RÜYA ÇEŞİTLERİ NELERDİR?

İlkel Libido Seviyesi: Freud ekolünün "şuuraltı" olarak tanımladığı alan. Alt ve Üst beyin arasında kalan bu alan özellikle cinsel içerikli takıntılardan oluştuğundan kişinin alt ve üst beyni arasında ki ilişkiyi engeller. Analizi yapılan rüyaların çoğunluğunu ilkel libido seviyesinden gelen "bilinçaltı rüyalar" oluşturur. Çözümlenen her rüya beynin bölümleri arasında ki bağlantıyı artırdığı gibi sağlık, farkındalık, kendine güven gibi pozitif enerjileri harekete geçirir.
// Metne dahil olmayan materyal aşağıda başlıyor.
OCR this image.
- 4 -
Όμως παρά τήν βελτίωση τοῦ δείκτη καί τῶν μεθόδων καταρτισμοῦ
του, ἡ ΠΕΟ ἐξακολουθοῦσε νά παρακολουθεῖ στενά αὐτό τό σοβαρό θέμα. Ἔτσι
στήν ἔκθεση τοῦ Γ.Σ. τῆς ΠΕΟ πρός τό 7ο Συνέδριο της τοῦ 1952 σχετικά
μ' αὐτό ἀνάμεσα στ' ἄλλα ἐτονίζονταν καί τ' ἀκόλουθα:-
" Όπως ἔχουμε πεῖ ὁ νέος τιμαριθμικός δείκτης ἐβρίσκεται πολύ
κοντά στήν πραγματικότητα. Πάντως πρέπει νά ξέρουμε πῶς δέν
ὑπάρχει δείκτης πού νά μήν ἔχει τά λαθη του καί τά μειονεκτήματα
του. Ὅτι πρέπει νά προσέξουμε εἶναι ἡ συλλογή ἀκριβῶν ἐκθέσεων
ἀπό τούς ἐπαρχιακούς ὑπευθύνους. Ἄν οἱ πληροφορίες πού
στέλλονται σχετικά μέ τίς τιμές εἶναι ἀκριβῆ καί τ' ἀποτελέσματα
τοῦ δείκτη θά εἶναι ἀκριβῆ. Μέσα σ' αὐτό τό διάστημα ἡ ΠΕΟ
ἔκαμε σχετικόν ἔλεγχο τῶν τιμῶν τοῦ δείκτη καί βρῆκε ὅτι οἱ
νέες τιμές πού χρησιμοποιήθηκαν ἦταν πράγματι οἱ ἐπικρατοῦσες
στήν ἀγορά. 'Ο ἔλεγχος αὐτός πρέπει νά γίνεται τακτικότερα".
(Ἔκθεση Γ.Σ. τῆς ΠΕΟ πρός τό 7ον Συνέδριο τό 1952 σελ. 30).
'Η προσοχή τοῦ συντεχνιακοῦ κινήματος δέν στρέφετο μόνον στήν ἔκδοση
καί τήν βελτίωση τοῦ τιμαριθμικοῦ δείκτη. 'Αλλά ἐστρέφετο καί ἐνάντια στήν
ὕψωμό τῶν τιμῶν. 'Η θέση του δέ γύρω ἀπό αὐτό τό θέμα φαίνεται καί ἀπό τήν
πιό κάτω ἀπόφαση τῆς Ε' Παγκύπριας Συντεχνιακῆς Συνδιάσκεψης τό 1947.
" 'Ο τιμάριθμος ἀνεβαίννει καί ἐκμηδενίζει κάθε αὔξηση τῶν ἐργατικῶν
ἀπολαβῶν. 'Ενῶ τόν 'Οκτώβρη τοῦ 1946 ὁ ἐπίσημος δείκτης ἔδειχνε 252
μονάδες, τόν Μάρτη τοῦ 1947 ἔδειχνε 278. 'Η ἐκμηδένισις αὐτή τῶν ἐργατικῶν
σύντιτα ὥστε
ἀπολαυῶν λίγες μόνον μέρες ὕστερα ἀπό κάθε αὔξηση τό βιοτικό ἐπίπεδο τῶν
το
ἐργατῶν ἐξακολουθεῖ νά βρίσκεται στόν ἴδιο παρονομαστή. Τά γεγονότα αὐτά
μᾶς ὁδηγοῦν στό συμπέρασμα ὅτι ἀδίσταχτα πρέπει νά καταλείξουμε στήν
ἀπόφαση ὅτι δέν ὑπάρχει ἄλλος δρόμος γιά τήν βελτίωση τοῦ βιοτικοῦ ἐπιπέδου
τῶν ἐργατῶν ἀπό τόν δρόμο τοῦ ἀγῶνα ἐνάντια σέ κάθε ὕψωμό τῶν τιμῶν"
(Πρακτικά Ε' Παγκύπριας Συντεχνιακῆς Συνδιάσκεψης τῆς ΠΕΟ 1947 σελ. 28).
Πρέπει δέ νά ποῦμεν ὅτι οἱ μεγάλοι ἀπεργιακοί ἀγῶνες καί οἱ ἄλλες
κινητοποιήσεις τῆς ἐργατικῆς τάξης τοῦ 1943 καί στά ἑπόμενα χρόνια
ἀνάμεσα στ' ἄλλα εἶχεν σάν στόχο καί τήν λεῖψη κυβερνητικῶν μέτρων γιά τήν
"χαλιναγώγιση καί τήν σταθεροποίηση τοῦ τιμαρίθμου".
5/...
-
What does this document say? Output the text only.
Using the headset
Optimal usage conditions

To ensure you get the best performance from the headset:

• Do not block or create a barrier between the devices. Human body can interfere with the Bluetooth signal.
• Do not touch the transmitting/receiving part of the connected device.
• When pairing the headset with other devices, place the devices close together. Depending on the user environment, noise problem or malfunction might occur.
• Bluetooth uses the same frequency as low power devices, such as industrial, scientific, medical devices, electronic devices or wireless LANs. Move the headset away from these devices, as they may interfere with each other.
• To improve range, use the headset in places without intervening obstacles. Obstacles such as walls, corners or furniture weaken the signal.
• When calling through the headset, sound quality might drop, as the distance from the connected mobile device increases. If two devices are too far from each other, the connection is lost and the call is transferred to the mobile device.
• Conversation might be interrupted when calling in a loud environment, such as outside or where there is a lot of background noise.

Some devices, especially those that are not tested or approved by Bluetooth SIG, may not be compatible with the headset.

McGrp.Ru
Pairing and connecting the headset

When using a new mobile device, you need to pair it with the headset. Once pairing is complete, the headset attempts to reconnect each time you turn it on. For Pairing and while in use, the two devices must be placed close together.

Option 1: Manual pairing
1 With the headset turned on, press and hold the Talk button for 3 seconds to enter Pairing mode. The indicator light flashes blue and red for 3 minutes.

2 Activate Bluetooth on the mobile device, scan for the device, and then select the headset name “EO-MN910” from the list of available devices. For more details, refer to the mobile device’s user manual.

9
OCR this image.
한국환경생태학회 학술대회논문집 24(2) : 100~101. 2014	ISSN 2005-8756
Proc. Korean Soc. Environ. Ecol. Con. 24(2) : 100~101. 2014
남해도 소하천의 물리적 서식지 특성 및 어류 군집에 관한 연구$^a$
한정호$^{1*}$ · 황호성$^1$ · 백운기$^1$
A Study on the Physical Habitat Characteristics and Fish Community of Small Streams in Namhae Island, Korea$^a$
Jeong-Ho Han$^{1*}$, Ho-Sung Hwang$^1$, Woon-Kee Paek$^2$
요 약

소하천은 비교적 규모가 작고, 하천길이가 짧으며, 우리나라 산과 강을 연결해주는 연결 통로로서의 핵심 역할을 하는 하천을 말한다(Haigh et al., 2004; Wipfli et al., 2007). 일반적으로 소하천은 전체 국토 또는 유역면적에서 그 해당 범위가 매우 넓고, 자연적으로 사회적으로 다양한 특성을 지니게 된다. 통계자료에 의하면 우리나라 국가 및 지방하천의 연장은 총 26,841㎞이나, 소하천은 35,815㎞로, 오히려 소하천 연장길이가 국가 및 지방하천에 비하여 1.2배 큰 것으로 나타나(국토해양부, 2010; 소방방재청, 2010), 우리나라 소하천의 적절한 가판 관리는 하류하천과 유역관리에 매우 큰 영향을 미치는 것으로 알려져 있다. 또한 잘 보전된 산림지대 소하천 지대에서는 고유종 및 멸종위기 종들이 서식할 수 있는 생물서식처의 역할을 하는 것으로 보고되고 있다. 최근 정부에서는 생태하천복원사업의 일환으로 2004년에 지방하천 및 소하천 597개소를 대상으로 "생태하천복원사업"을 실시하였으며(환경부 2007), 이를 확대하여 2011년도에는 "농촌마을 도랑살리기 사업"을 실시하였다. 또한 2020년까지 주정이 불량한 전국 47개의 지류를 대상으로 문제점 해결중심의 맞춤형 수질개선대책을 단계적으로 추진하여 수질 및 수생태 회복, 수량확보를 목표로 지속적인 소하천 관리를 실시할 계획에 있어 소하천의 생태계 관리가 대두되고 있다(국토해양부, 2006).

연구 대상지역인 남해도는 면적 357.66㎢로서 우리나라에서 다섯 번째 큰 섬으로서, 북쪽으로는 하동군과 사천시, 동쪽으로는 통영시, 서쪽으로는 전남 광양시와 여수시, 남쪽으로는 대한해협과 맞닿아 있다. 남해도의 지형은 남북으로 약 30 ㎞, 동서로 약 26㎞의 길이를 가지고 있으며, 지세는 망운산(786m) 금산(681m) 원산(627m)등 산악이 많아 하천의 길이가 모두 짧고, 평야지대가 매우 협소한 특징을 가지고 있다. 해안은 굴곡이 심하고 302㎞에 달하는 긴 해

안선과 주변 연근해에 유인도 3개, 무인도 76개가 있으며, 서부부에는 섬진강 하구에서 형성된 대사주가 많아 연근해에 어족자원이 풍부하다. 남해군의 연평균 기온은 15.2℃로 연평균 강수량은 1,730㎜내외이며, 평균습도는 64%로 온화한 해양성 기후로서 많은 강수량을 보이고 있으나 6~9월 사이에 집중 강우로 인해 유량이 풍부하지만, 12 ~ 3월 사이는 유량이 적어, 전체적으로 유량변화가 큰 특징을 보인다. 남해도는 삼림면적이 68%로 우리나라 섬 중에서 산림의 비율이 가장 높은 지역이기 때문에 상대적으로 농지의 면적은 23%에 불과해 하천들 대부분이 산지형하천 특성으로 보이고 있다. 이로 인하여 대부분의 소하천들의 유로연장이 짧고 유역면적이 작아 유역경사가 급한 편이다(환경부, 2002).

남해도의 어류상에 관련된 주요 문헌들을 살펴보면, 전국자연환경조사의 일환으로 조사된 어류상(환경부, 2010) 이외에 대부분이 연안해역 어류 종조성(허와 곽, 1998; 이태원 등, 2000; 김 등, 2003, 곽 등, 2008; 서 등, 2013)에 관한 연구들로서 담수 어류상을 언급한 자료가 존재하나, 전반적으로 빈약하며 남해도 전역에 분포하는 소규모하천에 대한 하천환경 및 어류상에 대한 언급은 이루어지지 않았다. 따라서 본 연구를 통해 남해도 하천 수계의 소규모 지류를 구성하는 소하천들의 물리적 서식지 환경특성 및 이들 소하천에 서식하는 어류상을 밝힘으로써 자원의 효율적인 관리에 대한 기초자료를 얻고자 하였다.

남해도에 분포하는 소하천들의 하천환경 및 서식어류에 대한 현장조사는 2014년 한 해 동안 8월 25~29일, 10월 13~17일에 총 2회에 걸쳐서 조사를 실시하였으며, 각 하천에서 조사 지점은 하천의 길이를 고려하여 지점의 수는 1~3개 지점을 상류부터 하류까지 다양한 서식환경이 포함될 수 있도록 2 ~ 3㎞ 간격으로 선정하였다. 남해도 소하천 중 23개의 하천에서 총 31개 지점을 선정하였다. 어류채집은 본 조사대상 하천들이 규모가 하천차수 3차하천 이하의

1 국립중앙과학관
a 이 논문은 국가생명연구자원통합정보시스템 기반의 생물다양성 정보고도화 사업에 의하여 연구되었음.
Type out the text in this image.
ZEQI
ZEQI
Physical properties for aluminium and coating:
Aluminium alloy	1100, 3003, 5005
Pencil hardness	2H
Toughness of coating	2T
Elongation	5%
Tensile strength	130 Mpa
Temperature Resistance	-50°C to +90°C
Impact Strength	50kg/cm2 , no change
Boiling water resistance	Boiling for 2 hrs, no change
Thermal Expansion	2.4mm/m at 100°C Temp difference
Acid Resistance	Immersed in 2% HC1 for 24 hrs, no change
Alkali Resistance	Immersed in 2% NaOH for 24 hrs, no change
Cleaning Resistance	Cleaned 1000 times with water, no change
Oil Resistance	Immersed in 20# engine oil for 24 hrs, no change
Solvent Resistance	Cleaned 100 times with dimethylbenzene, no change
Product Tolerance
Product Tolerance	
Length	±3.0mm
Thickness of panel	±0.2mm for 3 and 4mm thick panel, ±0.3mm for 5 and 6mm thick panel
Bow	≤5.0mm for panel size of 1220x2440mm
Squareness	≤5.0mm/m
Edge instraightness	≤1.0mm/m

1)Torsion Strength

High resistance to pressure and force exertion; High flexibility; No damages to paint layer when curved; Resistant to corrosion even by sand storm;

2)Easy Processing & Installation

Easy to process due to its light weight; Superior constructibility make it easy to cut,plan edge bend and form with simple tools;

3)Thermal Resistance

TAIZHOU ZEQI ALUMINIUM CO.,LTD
Beynin sınırlarla ayrılmış, yalıtılmış odaları olduğu gibi yanlış bir fikre girmemek gerekir. Her şey enerjinin farklı şekillerde kodlanarak saklanması ve işlenerek yaşam çevrilmesinden ibarettir.

23 Eylül 2014 Salı

PROFESYONEL RÜYA ANALİZİ VE BİLGİ PAYLAŞIMI

Rüya Tabiri ve Rüya Analizi

Tabir kelimesi Türk Dil Kurumu sözlüğünde: Rüya yorma, rüya yorumlama, deyiş, anlatım, ifade şeklinde tanımlanmaktadır. Dolayısıyla tabir, yorum ve kültüre dayanırken, Rüya Analizi: Rüya sahnelerinin tümünün çözümlemesidir. Semboller (gerçekte olmayan, ilgisiz nesneler, abartılı nesneler, sesler, kelimeler, işaretler vb.) kendi başlarına ve diğer öğelerle ilişkilendirilerek ele alınır. Gerçekte yaşanıp yaşanmadığı araştırılır, kişi için o sembolün ne ifade ettiği sorgulanır. Muhtemel senaryolar ele alınır ve sonuçta rüyayı görenin şahsına özel analiz edilir. Bu nedenle rüya analizi seanslarının mümkünse yüz yüze yapılması gerekir. Rüya analizi gerçekleştirilirken ayıp, günah, terbiyesiz gibi yaklaşımlarda bulunulmaz. Çünkü görülen semboller veya işitilen sesler ve kelimelerin çağrıştırdığı anlamların hepsi kişinin bilinçaltında ki kayıtların açığa çıkmasından başka bir şey değildir. Rüya tabiri kitaplarının kaleme alındıkları dönemlerde ki verilerle çağımız uyku ve rüya alanlarında ki bilimsel veriler arasında farklılıklar mevcuttur. Felsefi yaklaşımlarda ki değişimler, bilginin kültürler arasında dolaşımının artması gibi nedenlerle Rüyalar ele alınırken tabir yerine ehil kişilerle yüz yüze yapılacak analiz seansları tercih edilmelidir.
Sonuç olarak rüya tabiri kültürel ve aslında rüyanın mesajını karmaşık ve anlaşılmaz hale getirirken rüya analizi, iyileştirici, farkındalık oluşturucu bir etkiye sahiptir.